Unfortunately, your body doesn’t manufacture vitamin C naturally, so you need to eat a well-balanced diet. While consuming enough fresh fruits and vegetables could help with vitamin C deficiency, many people are yet to realize this even with the ready availability of these foods. And that’s why studies suggest that out of the world’s population, 13 to -30% of the people have low vitamin C and 5 to 17% have a vitamin C deficiency.

Generally, not getting enough vitamin C for a long time could lead to bleeding gums or even tooth loss. Moreover, lack of vitamin C can weaken the immune system, muscles, and bones hence making you feel tired at all times. If you experience slow wound healing, regular nosebleeds, or your skin is always dry and scaly, you could be having vitamin C deficiency as well.

Experts recommend eating at least 2 pieces of fruits and 4 portions of vegetables daily to nourish your body with enough vitamin C. Not eating enough fruits and vegetables could lead to vitamin C deficiency. And this could lead to bleeding of gums, weakened immune response, and even worse, cause tooth loss and scurvy.

3.   You’re Always Fatigued

Do you always feel tired even if you haven’t done anything hard? If so, then that could be symptoms of vitamin C deficiency. Research suggests that smokers are 30% more likely to have a vitamin C deficiency. So, if you’re always feeling tired or prickly, you could be getting inadequate vitamin C.

If you have this symptom, start eating pineapples, spinach, broccoli, citrus, kiwi, bell peppers, and tomatoes.

4.   Weak Hair and Nails

A lack of biotin, a mineral iron could lead to weakened fingernails or toenails or make certain parts of your body pale. Generally, women who experience heavy menstrual bleeding, heavy smokers, and drinkers are vulnerable to iron deficiency. According to science, Biotin or vitamin B7 facilitate the conversion of food we eat into energy.

Well, this deficiency symptom is rare to come by but when your hair and nails start to become brittle and thin, then you could be having vitamin B7 deficiency. Regular muscle pain, severe fatigue, and cramps are other symptoms of biotin deficiency. Eating fish, meat, seeds, broccoli, spinach, whole grains, bananas, and egg yolks could help with biotin deficiency.

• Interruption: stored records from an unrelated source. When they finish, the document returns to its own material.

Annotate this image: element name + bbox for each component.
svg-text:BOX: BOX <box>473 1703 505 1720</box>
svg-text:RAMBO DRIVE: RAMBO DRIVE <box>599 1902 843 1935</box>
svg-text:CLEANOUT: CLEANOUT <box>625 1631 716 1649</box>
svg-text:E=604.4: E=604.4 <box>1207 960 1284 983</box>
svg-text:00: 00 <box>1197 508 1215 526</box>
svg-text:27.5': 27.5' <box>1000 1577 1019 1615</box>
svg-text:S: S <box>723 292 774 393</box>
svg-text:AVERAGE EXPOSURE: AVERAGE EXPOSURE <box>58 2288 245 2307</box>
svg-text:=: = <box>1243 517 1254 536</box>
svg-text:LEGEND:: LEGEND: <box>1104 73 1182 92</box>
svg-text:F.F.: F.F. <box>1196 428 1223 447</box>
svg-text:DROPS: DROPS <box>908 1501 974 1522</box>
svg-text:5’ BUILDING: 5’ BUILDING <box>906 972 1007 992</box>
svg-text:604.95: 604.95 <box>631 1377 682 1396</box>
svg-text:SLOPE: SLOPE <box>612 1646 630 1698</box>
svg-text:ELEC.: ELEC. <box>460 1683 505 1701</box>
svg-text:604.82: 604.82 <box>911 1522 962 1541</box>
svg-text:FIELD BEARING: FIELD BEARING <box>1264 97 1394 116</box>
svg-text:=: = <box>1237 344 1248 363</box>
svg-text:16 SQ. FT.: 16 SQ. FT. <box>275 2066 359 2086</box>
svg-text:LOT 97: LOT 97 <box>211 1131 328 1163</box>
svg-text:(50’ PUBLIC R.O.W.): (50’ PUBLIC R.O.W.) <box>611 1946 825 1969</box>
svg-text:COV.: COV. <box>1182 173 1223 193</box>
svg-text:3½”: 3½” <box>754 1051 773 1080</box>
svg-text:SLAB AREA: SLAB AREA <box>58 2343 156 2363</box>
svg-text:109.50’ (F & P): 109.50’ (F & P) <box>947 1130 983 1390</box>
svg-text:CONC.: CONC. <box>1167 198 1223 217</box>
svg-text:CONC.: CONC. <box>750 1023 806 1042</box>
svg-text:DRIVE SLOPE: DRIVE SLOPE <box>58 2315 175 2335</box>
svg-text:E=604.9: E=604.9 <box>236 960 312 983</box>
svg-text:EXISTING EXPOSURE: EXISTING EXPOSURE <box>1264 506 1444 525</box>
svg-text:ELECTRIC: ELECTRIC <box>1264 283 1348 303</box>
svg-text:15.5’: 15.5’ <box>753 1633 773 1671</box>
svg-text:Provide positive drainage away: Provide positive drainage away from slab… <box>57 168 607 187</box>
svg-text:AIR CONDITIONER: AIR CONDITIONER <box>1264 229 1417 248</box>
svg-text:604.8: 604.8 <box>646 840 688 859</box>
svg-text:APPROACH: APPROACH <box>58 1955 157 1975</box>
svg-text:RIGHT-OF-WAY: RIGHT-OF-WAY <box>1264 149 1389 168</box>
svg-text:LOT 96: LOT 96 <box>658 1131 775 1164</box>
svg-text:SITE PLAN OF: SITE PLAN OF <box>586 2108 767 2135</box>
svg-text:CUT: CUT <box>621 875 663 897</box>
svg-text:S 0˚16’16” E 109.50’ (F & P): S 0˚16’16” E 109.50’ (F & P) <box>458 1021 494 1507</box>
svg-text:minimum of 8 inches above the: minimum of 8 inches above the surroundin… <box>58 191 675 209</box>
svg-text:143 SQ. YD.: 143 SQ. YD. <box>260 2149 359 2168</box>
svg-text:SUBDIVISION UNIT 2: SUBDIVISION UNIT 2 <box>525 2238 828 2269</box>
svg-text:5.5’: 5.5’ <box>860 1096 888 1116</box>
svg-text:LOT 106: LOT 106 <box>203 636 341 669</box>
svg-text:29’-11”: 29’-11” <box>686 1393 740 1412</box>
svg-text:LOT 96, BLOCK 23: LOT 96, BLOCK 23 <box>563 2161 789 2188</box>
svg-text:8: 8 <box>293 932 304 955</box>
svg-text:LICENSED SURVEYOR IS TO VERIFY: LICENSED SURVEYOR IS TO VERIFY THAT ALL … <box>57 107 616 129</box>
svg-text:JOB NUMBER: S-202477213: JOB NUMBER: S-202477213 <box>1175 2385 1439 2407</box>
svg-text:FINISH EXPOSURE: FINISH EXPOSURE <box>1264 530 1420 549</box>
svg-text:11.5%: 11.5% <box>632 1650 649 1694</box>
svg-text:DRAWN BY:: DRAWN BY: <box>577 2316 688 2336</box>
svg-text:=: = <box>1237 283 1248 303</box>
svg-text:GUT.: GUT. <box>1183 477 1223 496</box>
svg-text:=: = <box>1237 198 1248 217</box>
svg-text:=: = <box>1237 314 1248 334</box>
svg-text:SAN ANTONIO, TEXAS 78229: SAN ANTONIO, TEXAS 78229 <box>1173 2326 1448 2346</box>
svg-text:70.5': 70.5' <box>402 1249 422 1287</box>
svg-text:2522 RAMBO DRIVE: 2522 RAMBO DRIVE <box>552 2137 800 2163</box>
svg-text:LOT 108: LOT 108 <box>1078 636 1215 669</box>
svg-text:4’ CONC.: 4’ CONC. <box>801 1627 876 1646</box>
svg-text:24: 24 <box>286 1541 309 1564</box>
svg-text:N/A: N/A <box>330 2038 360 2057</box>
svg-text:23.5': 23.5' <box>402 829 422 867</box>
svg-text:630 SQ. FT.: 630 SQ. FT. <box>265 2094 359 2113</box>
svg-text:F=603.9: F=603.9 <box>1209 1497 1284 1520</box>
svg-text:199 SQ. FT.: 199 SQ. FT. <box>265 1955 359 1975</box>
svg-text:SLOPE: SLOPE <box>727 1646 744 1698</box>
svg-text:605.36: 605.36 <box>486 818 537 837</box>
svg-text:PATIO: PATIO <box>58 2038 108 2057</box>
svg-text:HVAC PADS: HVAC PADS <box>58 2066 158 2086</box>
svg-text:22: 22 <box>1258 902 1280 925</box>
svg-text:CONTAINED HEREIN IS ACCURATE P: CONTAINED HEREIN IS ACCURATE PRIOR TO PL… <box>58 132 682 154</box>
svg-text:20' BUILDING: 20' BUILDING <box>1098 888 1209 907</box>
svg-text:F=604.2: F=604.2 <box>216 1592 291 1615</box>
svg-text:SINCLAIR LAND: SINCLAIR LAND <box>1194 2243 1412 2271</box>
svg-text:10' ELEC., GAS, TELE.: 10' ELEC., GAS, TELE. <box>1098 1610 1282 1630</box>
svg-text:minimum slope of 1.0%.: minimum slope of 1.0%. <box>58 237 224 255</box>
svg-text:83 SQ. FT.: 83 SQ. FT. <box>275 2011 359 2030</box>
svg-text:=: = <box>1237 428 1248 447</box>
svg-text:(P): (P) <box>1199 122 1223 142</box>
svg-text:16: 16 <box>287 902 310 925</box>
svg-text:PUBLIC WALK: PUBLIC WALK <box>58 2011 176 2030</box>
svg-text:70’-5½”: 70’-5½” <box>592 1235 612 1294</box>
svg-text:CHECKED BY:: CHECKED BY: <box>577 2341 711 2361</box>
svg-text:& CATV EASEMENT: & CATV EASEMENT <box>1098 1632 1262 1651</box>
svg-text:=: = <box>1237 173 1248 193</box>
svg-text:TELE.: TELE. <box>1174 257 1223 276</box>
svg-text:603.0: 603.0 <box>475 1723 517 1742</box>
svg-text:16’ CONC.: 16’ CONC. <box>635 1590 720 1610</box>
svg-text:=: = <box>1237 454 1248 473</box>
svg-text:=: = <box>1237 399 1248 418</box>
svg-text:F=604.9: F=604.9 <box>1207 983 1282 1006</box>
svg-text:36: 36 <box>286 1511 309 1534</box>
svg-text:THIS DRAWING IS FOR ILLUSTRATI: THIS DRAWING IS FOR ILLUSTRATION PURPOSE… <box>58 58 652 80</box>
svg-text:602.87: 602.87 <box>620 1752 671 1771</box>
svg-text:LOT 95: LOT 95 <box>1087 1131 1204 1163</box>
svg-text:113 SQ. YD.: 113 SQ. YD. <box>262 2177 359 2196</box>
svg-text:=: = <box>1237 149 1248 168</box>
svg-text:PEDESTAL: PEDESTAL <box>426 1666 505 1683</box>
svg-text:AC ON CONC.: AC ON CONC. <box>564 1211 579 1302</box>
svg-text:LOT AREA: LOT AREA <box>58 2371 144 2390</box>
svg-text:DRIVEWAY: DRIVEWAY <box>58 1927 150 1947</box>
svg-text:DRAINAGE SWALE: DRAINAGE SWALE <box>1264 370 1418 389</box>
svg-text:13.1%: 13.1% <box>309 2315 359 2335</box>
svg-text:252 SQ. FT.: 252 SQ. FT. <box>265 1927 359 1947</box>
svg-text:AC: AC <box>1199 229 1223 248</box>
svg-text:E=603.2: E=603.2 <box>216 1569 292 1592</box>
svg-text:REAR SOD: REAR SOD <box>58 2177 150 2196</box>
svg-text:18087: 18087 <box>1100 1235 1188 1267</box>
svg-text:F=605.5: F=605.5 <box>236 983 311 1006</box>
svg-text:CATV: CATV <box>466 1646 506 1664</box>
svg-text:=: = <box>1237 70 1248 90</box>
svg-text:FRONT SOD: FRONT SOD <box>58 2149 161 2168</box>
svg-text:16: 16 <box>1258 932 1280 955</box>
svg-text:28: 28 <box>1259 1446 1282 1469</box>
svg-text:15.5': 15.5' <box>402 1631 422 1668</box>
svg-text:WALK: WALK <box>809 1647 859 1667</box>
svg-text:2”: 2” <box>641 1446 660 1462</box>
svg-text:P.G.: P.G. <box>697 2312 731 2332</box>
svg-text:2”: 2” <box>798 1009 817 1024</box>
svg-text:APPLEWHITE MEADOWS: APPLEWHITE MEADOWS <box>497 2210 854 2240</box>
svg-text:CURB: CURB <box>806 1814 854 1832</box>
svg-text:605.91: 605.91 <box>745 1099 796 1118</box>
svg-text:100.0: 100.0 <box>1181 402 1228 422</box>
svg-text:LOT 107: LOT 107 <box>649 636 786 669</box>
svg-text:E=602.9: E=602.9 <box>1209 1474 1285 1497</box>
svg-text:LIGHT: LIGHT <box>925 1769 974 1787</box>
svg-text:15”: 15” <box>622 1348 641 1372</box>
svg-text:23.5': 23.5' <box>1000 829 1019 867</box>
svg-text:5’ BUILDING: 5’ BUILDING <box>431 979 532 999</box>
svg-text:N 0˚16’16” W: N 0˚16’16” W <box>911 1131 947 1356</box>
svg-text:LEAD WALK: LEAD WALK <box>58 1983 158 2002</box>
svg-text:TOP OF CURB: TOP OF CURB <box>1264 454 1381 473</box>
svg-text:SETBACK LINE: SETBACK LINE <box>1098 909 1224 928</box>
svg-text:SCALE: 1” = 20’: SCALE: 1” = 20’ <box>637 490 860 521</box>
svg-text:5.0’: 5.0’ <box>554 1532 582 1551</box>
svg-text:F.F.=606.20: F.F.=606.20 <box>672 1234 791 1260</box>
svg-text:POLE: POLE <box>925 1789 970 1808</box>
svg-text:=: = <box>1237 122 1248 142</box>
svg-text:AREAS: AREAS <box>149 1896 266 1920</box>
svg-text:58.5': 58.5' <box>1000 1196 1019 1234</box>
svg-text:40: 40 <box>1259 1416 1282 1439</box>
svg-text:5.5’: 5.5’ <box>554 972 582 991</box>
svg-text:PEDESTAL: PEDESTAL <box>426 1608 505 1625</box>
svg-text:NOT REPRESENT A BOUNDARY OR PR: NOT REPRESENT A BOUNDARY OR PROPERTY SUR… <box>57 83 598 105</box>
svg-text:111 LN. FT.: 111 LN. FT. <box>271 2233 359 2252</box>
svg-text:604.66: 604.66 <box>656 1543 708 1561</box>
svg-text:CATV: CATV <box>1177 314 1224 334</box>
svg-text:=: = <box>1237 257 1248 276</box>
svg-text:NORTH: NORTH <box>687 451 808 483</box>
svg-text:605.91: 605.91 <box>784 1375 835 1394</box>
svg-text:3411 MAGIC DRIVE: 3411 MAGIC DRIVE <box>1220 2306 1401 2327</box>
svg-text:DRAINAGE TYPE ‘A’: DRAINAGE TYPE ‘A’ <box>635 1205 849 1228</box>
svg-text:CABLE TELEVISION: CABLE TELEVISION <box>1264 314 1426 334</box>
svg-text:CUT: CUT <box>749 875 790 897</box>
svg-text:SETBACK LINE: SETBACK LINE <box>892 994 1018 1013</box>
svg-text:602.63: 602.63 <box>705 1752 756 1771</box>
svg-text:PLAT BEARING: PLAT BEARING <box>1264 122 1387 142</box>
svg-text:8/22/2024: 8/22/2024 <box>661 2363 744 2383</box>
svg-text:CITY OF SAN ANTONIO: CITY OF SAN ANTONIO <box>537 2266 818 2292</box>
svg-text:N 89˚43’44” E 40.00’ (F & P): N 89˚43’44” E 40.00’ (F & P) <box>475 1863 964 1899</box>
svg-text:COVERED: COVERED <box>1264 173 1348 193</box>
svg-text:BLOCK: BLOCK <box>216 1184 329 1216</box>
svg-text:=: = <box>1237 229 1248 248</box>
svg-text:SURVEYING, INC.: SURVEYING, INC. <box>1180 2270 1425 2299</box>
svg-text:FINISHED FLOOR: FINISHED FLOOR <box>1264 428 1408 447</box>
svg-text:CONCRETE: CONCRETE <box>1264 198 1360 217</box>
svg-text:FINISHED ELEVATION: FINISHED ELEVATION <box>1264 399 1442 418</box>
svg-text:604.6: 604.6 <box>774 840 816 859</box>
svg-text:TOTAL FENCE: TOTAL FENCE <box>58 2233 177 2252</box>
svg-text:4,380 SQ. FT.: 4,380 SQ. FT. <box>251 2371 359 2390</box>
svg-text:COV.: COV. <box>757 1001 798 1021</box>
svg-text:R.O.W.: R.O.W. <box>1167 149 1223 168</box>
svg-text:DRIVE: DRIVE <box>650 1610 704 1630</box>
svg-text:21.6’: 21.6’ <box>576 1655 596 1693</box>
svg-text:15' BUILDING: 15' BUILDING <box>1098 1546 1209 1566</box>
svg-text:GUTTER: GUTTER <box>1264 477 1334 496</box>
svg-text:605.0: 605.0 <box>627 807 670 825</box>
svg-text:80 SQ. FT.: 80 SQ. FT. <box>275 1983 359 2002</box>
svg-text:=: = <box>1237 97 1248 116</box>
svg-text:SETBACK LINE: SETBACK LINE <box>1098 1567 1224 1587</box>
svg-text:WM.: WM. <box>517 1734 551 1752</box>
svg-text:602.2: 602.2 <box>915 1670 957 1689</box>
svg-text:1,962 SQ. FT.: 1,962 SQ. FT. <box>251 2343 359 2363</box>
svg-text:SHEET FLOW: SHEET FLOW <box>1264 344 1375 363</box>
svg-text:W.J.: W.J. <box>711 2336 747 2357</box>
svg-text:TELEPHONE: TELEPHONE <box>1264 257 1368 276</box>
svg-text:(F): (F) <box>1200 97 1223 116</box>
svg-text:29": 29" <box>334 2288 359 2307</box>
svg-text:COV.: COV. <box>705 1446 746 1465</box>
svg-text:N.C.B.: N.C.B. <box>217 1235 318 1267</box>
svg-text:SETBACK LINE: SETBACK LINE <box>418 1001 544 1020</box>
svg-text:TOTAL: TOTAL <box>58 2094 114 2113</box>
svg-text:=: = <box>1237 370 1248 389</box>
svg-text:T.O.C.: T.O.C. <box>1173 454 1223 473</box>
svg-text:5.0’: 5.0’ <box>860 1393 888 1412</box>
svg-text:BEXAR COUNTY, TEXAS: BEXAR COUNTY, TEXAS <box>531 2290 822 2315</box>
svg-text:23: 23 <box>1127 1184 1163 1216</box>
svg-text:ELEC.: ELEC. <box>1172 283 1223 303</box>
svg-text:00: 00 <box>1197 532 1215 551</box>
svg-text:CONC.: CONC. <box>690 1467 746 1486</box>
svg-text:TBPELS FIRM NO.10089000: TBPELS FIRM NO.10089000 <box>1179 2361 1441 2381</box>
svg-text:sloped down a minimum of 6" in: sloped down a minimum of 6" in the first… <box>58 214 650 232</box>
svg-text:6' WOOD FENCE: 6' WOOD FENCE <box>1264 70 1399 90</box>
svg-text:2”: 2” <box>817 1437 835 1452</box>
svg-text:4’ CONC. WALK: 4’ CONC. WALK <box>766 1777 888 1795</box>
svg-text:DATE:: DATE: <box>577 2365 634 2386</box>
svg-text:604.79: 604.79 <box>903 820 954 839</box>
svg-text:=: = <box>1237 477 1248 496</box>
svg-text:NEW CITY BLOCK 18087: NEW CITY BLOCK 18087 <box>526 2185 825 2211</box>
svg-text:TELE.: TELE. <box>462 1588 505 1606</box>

Adults are also recommended to take specific supplements with at least 30% of micrograms of biotin daily. Vitamin B7 or Biotin plays an essential role in strengthening your hair and nails. While it is not easy to have a deficiency in this vitamin, certain factors can lead to the dipping of this essential vitamin.

5.   Unable to See Well at Night

The World Health Organization reports that poor night vision among young people is caused by a lack of vitamin A. In fact, a study has shown that approximately 500,000 vitamins A deficient adolescents in developing countries struggle with poor night vision annually. Pregnant women are also at a high risk of having vitamin A deficiency.

Not eating enough nutrients could lead to night blindness. Typically, vitamin A facilitates the manufacture of rhodopsin, the coloring part in the retinas of the eye that enables you to see properly. Prolonged night blindness can lead to damage to the cornea hence making you blind completely. If you suspect you’re lacking enough vitamin A, then you should start eating foods such as fish, organ meats, dark leafy greens, and dairy.

Final Word

Lack of enough vitamins and minerals can cause some of these symptoms and many others not mentioned in this article. It’s therefore important to keep your health in-check and eat foods that nourish your body with these essential nutrients.